Sunday, August 28, 2005

The Swedish Paradox

An innovator according to the Swedish society? Buy one here.

The latest issue of European Business Magazine has a detailed analysis on the relationship between research and entrepreneurship in Sweden, called “Research Heaven or Entrepreneur Hell”. It confirms the state of the (lack of) Swedish innovation policy.

According to the European Innovation Scoreboard (EIS) Sweden and Finland are the EU’s innovative leaders. Innovation meaning “competitive and dynamic knowledge-based economy”. We have all the requirements and are leading in all the important indicators.

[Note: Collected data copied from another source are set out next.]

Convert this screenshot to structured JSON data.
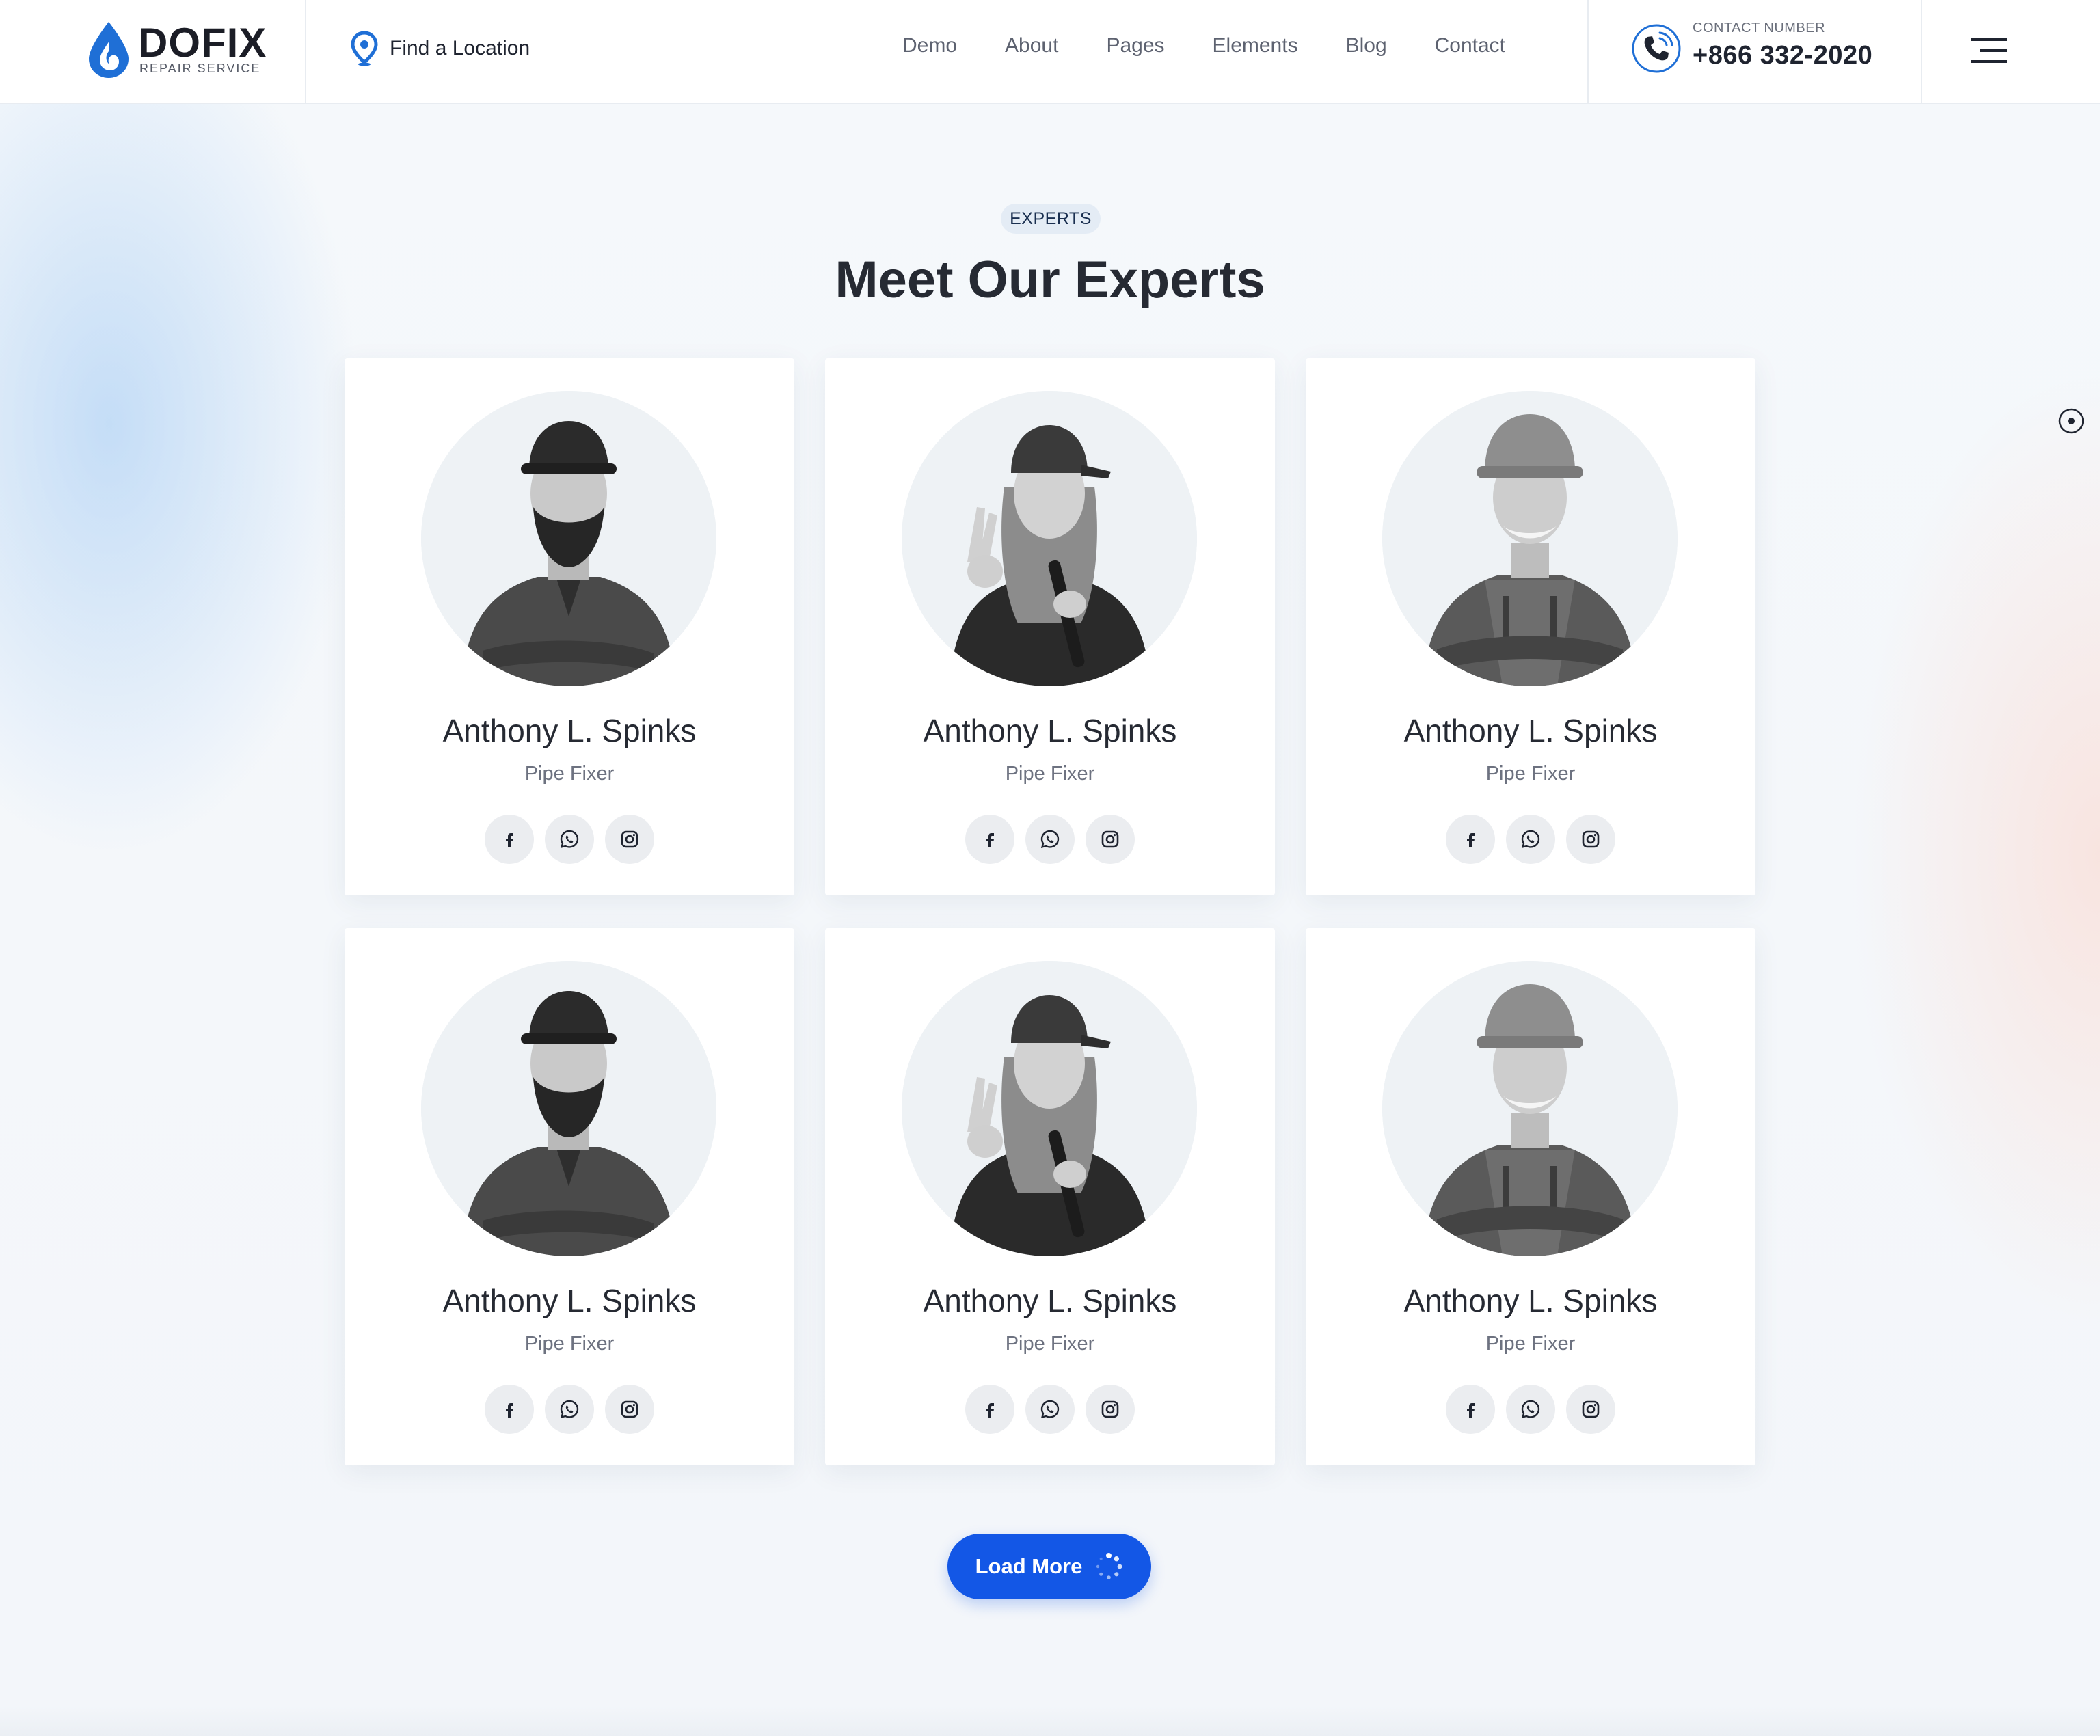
{
  "brand": {
    "name": "DOFIX",
    "tagline": "REPAIR SERVICE",
    "accent": "#1357e6"
  },
  "header": {
    "find_location": "Find a Location",
    "nav": [
      "Demo",
      "About",
      "Pages",
      "Elements",
      "Blog",
      "Contact"
    ],
    "contact_label": "CONTACT NUMBER",
    "contact_phone": "+866 332-2020"
  },
  "section": {
    "tag": "EXPERTS",
    "title": "Meet Our Experts"
  },
  "experts": [
    {
      "name": "Anthony L. Spinks",
      "role": "Pipe Fixer",
      "photo": "man-cap-beard"
    },
    {
      "name": "Anthony L. Spinks",
      "role": "Pipe Fixer",
      "photo": "woman-cap-wrench"
    },
    {
      "name": "Anthony L. Spinks",
      "role": "Pipe Fixer",
      "photo": "man-hardhat"
    },
    {
      "name": "Anthony L. Spinks",
      "role": "Pipe Fixer",
      "photo": "man-cap-beard"
    },
    {
      "name": "Anthony L. Spinks",
      "role": "Pipe Fixer",
      "photo": "woman-cap-wrench"
    },
    {
      "name": "Anthony L. Spinks",
      "role": "Pipe Fixer",
      "photo": "man-hardhat"
    }
  ],
  "social_icons": [
    "facebook-icon",
    "whatsapp-icon",
    "instagram-icon"
  ],
  "load_more": {
    "label": "Load More"
  }
}
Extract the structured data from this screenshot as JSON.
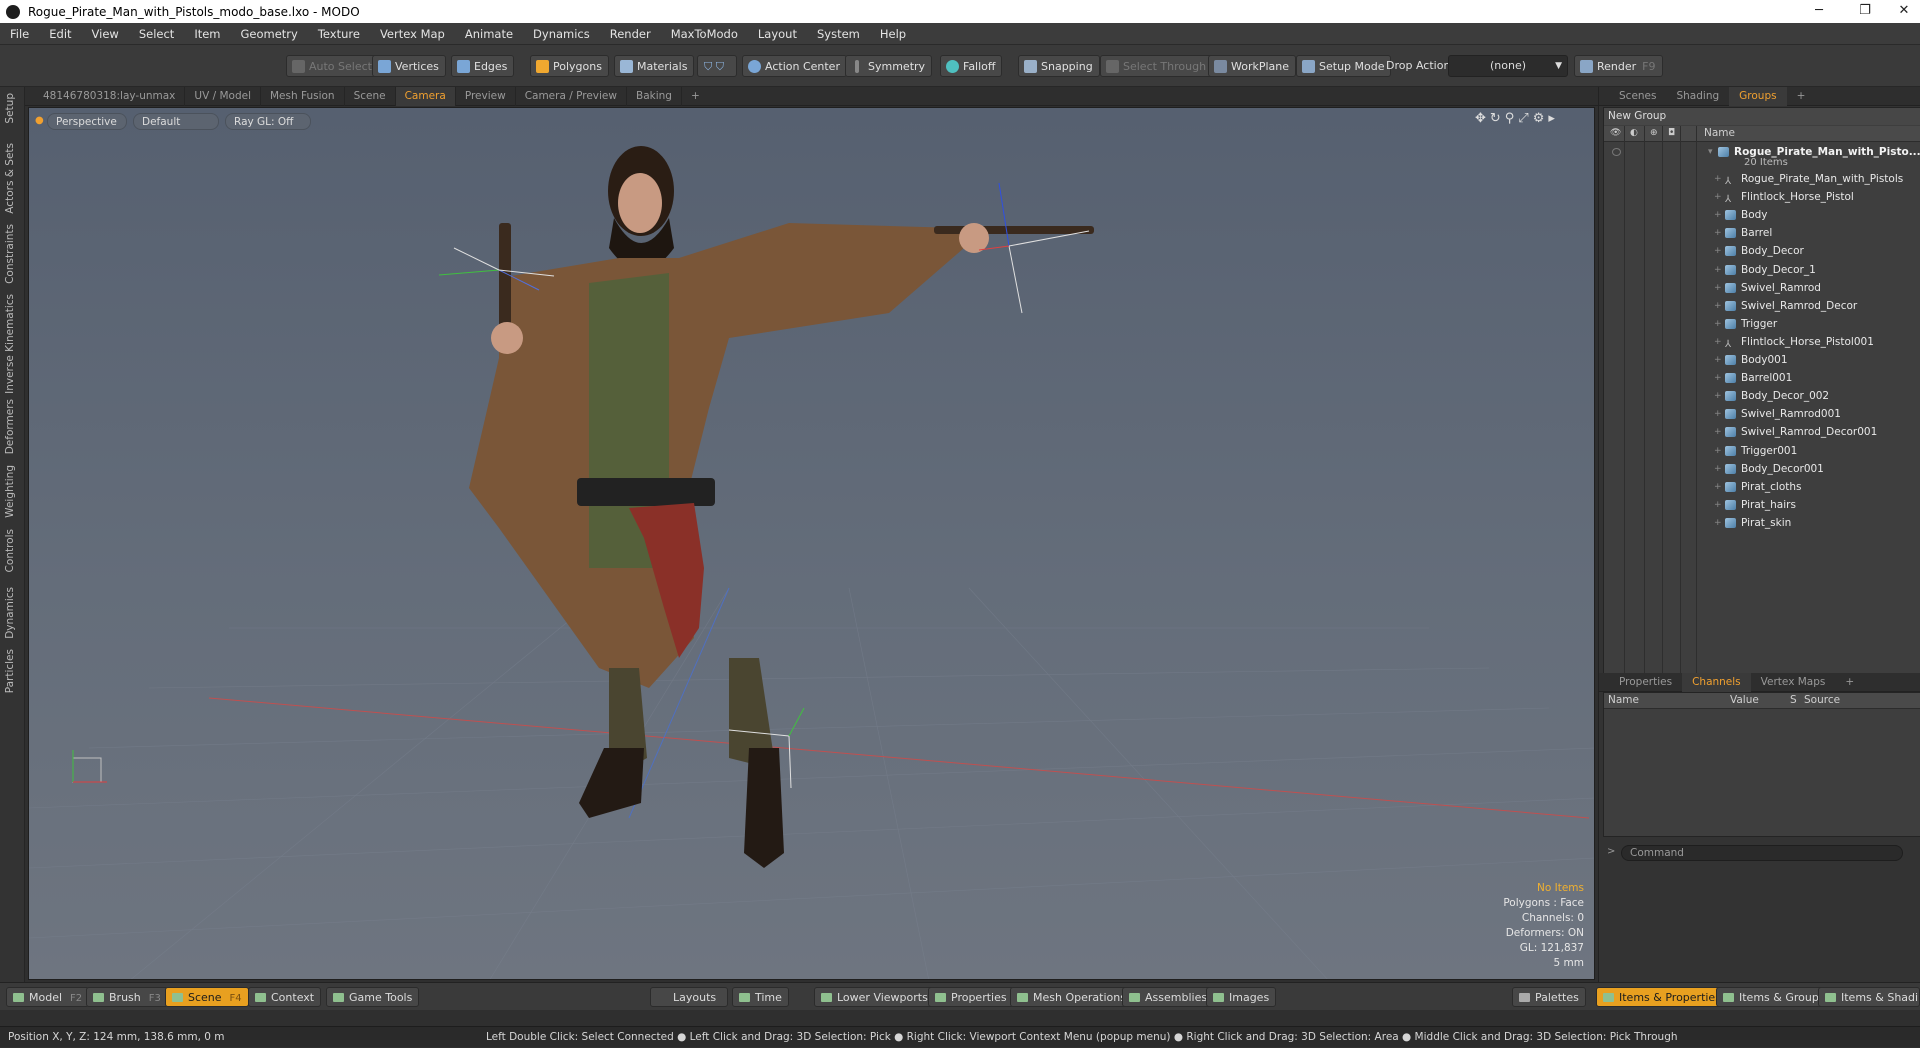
{
  "window": {
    "title": "Rogue_Pirate_Man_with_Pistols_modo_base.lxo - MODO",
    "min": "─",
    "restore": "❐",
    "close": "✕"
  },
  "menu": [
    "File",
    "Edit",
    "View",
    "Select",
    "Item",
    "Geometry",
    "Texture",
    "Vertex Map",
    "Animate",
    "Dynamics",
    "Render",
    "MaxToModo",
    "Layout",
    "System",
    "Help"
  ],
  "toolbar": {
    "auto_select": "Auto Select",
    "vertices": "Vertices",
    "edges": "Edges",
    "polygons": "Polygons",
    "materials": "Materials",
    "action_center": "Action Center",
    "symmetry": "Symmetry",
    "falloff": "Falloff",
    "snapping": "Snapping",
    "select_through": "Select Through",
    "workplane": "WorkPlane",
    "setup_mode": "Setup Mode",
    "drop_action_label": "Drop Action",
    "drop_action_value": "(none)",
    "render": "Render",
    "render_key": "F9"
  },
  "left_tabs": [
    "Setup",
    "Actors & Sets",
    "Constraints",
    "Inverse Kinematics",
    "Deformers",
    "Weighting",
    "Controls",
    "Dynamics",
    "Particles"
  ],
  "viewport_tabs": [
    "48146780318:lay-unmax",
    "UV / Model",
    "Mesh Fusion",
    "Scene",
    "Camera",
    "Preview",
    "Camera / Preview",
    "Baking",
    "+"
  ],
  "viewport_active_tab": "Camera",
  "viewport": {
    "view_mode": "Perspective",
    "shading": "Default",
    "raygl": "Ray GL: Off",
    "info": {
      "items": "No Items",
      "polygons": "Polygons : Face",
      "channels": "Channels: 0",
      "deformers": "Deformers: ON",
      "gl": "GL: 121,837",
      "scale": "5 mm"
    }
  },
  "right_tabs": [
    "Scenes",
    "Shading",
    "Groups",
    "+"
  ],
  "right_active_tab": "Groups",
  "groups": {
    "new_group": "New Group",
    "name_header": "Name",
    "root": {
      "name": "Rogue_Pirate_Man_with_Pisto...",
      "count": "20 Items"
    },
    "items": [
      {
        "name": "Rogue_Pirate_Man_with_Pistols",
        "type": "locator"
      },
      {
        "name": "Flintlock_Horse_Pistol",
        "type": "locator"
      },
      {
        "name": "Body",
        "type": "mesh"
      },
      {
        "name": "Barrel",
        "type": "mesh"
      },
      {
        "name": "Body_Decor",
        "type": "mesh"
      },
      {
        "name": "Body_Decor_1",
        "type": "mesh"
      },
      {
        "name": "Swivel_Ramrod",
        "type": "mesh"
      },
      {
        "name": "Swivel_Ramrod_Decor",
        "type": "mesh"
      },
      {
        "name": "Trigger",
        "type": "mesh"
      },
      {
        "name": "Flintlock_Horse_Pistol001",
        "type": "locator"
      },
      {
        "name": "Body001",
        "type": "mesh"
      },
      {
        "name": "Barrel001",
        "type": "mesh"
      },
      {
        "name": "Body_Decor_002",
        "type": "mesh"
      },
      {
        "name": "Swivel_Ramrod001",
        "type": "mesh"
      },
      {
        "name": "Swivel_Ramrod_Decor001",
        "type": "mesh"
      },
      {
        "name": "Trigger001",
        "type": "mesh"
      },
      {
        "name": "Body_Decor001",
        "type": "mesh"
      },
      {
        "name": "Pirat_cloths",
        "type": "mesh"
      },
      {
        "name": "Pirat_hairs",
        "type": "mesh"
      },
      {
        "name": "Pirat_skin",
        "type": "mesh"
      }
    ]
  },
  "prop_tabs": [
    "Properties",
    "Channels",
    "Vertex Maps",
    "+"
  ],
  "prop_active_tab": "Channels",
  "channels_header": {
    "name": "Name",
    "value": "Value",
    "s": "S",
    "source": "Source"
  },
  "command_placeholder": "Command",
  "bottom_bar": {
    "model": "Model",
    "model_key": "F2",
    "brush": "Brush",
    "brush_key": "F3",
    "scene": "Scene",
    "scene_key": "F4",
    "context": "Context",
    "game_tools": "Game Tools",
    "layouts": "Layouts",
    "time": "Time",
    "lower_viewports": "Lower Viewports",
    "properties": "Properties",
    "mesh_operations": "Mesh Operations",
    "assemblies": "Assemblies",
    "images": "Images",
    "palettes": "Palettes",
    "items_properties": "Items & Properties",
    "items_groups": "Items & Groups",
    "items_shading": "Items & Shading"
  },
  "status": {
    "position": "Position X, Y, Z:   124 mm, 138.6 mm, 0 m",
    "hints": "Left Double Click: Select Connected ● Left Click and Drag: 3D Selection: Pick ● Right Click: Viewport Context Menu (popup menu) ● Right Click and Drag: 3D Selection: Area ● Middle Click and Drag: 3D Selection: Pick Through"
  }
}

But according to the Global Entrepreneurship Monitor we’re up s**t creek in entrepreneurship. Sweden has severe problems to transform this strength into commercial applications. see previous post

The European Innovation Scoreboard also confirms the U.S. leading position in R&D expenditures. The US government is mainly focused on contracts and procurement like the SBIR program for early-stage technology funding for small businesses (approximately 80% of the US government effort with a strong emphasis on defence and space).

The US universities are integrated in the innovation process, largely contributing to the diffusion of an innovative spirit. The report also concludes that there is plenty of evidence of a widespread European corporate weakness, given the fact that European firms have lower commitments to research and patenting and their weak participation to the core international oligopolies.

I get the feeling that the Swedish attitude towards innovation systems is that it consists of a bunch of propeller heads. To be an innovator is not distinguished enough to be taken seriously.